A Midsummer Night’s Dream under the LA Night Sky

Of all of Shakespeare’s comedies, A Midsummer Night’s Dream is perhaps one of the most intricate and dazzling, not only on paper to readers, but also when performed on stage for a live audience. Between the tangled, dramatic love stories, the mythical setting filled with magical beings and tricks, and the comedy of a play within a play within a dream, it makes sense that this play would have a variety of interpretations on the stage. Of the many recordings of performances offered to the public, the 2014 Los Angeles Shakespeare in the Park performance, put on by the Shakespeare by the Sea Company, stood out as especially successful, and evoked much of what one might imagine having seen at an Elizabethan playhouse during Shakespeare’s time. Overall, there were a few main aspects of this particular performance that made it such a success, including the way the company took advantage of their outdoor venue and used it to increase the audience’s engagement and the way in which the individual actors/actresses played up the comedy of their characters in both their interactions with one another and in their soliloquies.

From the beginning, one of the main points of this video that gave it a more credible and well-rounded feel was its opening—before the actual performance of A Midsummer Night’s Dream even began, a narrator gave a “behind the scenes” look at how the participating actors and staff came together to build and produce the stage and setting. As this particular performance was performed live in an outdoor park, it was especially interesting as an observer to witness how everything came together; the narrator emphasized how the same people who were manually building the set would be the same ones who would bring it to life in just a few hours, which enriched the overall impact of the play, as opposed to a pre-recorded movie or film. It reminded the audience that there is more to the play than just the 1-2 hours of live acting, and brought a well-rounded understanding of the true talent of Shakespeare from the 1590’s to the modern day.

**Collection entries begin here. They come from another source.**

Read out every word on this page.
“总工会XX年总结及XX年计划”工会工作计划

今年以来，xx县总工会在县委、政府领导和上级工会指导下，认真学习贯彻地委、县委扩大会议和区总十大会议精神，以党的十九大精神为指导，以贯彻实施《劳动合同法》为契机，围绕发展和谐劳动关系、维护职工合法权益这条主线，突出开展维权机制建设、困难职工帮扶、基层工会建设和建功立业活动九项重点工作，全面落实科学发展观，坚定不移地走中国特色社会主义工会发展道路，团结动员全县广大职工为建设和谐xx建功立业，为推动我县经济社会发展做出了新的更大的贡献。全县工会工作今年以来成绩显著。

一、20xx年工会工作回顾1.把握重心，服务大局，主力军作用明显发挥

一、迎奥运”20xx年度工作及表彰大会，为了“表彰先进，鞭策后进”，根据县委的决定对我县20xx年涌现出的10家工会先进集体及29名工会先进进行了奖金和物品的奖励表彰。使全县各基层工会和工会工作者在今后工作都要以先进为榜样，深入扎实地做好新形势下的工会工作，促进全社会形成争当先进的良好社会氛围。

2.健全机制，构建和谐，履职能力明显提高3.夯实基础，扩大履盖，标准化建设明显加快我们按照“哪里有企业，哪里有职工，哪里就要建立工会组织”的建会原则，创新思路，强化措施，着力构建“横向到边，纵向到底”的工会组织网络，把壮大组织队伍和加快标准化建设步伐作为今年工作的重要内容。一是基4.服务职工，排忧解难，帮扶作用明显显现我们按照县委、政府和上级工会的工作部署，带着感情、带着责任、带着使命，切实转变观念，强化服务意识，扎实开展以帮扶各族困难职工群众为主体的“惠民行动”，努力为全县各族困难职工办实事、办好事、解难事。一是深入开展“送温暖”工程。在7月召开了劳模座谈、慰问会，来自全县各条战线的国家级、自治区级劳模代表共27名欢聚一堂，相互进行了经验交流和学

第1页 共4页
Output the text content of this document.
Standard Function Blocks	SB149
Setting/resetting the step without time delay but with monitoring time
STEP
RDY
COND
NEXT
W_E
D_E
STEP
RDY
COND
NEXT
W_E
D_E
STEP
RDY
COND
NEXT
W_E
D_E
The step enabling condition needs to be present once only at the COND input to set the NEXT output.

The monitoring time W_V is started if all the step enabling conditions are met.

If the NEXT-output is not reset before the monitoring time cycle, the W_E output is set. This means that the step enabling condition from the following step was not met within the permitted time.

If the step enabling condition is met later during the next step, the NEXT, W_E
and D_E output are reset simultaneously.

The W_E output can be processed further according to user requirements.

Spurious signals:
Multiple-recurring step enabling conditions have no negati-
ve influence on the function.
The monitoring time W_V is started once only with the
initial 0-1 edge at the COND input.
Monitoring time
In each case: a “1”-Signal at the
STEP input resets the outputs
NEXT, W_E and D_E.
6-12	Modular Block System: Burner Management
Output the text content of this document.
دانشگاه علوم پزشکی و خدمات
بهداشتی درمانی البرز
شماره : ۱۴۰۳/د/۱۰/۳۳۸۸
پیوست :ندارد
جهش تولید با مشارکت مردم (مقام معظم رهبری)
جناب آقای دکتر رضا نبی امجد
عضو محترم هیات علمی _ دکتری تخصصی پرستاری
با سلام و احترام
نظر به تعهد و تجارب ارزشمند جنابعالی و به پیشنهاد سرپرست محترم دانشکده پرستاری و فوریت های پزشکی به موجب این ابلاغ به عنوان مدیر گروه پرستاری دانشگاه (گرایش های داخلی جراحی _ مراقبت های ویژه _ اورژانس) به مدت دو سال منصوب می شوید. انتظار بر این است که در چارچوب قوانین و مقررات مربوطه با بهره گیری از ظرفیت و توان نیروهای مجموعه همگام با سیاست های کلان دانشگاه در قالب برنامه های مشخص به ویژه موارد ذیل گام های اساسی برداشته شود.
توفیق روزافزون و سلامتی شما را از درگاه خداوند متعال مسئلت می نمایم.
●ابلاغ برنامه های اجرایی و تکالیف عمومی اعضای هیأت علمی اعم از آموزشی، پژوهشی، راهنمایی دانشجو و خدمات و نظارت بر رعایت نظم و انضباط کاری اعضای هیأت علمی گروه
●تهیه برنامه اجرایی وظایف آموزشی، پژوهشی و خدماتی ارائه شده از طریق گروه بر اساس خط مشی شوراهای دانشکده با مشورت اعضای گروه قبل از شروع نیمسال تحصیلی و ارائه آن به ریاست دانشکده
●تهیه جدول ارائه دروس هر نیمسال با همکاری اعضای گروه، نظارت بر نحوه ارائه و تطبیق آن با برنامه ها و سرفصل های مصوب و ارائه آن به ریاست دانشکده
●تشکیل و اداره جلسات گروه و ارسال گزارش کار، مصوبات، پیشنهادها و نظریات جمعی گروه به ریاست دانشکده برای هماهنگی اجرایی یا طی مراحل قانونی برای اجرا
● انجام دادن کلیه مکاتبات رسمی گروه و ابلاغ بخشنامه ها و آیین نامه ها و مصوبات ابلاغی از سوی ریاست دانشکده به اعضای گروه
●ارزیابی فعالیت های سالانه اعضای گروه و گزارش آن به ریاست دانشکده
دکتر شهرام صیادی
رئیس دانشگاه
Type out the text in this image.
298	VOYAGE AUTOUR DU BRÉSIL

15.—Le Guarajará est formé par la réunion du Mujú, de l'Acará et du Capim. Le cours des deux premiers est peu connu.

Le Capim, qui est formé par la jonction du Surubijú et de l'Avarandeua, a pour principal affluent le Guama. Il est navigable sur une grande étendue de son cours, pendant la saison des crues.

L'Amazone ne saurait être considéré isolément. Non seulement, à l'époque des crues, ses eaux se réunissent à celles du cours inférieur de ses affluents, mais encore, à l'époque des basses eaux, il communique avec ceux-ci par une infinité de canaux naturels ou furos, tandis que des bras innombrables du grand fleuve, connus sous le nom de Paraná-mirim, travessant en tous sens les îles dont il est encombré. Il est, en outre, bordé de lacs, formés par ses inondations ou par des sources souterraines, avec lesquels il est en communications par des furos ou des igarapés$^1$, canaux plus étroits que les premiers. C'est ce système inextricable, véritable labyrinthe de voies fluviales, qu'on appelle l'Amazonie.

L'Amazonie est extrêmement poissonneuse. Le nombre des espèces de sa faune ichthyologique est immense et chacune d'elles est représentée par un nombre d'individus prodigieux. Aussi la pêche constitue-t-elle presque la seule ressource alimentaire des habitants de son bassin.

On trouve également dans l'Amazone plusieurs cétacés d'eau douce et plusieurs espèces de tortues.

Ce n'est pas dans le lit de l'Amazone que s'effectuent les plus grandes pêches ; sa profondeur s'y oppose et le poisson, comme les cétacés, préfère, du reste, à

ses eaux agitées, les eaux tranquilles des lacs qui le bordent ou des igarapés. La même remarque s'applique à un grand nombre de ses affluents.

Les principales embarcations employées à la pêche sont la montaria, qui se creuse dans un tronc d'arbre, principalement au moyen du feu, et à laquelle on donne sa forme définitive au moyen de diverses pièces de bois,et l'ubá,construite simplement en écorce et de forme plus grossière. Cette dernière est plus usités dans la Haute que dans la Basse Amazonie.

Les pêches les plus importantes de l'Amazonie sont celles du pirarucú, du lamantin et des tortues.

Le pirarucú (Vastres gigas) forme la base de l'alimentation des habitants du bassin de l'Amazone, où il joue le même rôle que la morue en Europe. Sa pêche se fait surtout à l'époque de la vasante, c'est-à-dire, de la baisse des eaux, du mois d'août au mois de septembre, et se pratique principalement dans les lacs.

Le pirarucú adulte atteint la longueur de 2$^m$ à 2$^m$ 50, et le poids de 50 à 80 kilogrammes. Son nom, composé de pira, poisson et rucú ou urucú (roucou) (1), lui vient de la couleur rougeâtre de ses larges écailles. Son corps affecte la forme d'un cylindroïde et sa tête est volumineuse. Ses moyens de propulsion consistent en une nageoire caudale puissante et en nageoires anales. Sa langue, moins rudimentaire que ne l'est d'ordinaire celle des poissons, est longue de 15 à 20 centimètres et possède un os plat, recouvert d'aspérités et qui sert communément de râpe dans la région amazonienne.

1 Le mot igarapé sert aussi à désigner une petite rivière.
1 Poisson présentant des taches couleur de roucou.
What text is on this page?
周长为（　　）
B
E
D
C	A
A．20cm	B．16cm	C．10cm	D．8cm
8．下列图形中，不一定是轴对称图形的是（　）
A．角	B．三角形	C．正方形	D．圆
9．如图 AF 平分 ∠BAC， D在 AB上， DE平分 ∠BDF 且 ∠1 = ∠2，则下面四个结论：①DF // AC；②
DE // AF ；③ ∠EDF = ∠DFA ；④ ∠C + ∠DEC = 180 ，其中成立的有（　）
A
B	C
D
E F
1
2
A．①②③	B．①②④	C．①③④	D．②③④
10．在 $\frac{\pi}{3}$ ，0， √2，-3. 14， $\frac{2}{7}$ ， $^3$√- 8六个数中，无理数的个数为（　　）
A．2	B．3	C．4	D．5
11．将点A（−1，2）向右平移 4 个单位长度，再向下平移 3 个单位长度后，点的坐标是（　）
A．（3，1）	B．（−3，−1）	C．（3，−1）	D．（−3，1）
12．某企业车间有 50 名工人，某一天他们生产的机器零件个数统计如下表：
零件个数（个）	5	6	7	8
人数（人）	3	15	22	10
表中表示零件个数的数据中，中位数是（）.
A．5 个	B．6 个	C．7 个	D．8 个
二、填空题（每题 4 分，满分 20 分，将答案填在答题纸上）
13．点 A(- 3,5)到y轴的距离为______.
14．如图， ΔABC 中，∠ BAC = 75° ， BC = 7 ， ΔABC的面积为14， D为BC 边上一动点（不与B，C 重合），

Another reason Shakespeare by the Sea’s interpretation was so impactful was because of the theatrical and improvisational liberty they took with the characters, especially with the character of Bottom. Because this play was performed outside and live, so there was no room for special effects or big changes of scenery, they chose to focus on the content of the play itself, and play up the comedy by being not only overdramatic in their acting, including body movement, voice inflection, etc, but also being especially conscious of the audience and physically interacting with the crowd of people, keeping them engaged and drawing them into the action of the play. The best example was when Nick Bottom wove his way through the audience in the opening scene, addressing audience members directly, claiming he lived and slept on the very turf they were sitting on, and even physically scooting one women over to sit next to her and watch the performance until his character was needed again on the stage. Many times during their interactions with each other, the characters would stop and address the audience, often delivering comedic lines at the expense of their fellow characters, or, in the case of Puck, chirping, “I’m invisible, you can’t see me!” before diving behind a set piece to “observe” Demetrius and Helena’s conversation in the woods. The actors had limited props, but exploited that for all it was worth, which added to the humor (for example, Bottom’s donkey head was simply a strapped on nose and a fluffy-eared headband, yet the other characters still acted terrified when he first appeared). Even on such a small stage, the actors used their ultimate props—their bodies—to emphasize the qualities of each character, such as the goofiness of Oberon and Bottom, the “knight-like” attitude of Demetrius, and the female dramatism of Helena. Their actions were almost indicative of miming, which was comedic on the surface but, again, spoke to what one may presume was the original nature of the actors back in Shakespeare’s day.

Overall, this performance was as enjoyable as it was educational—it brought out just the right amount of comedy through the staging and acting, but balanced that with a realistic, if not still silly and a little overdramatic, interpretation of an authentic Shakespearean play. Compared to the many movies and other versions of the plays that have been done, especially in this day and age, it is quite rare to find one as unique as LA’s Shakespeare by the Sea Company. It not only makes me appreciate the value of quality acting, but it also inspires me to take advantage of Knoxville’s similar concept, “Shakespeare in the Square,” and who knows, maybe encounter LA’s traveling acting company while I’m there!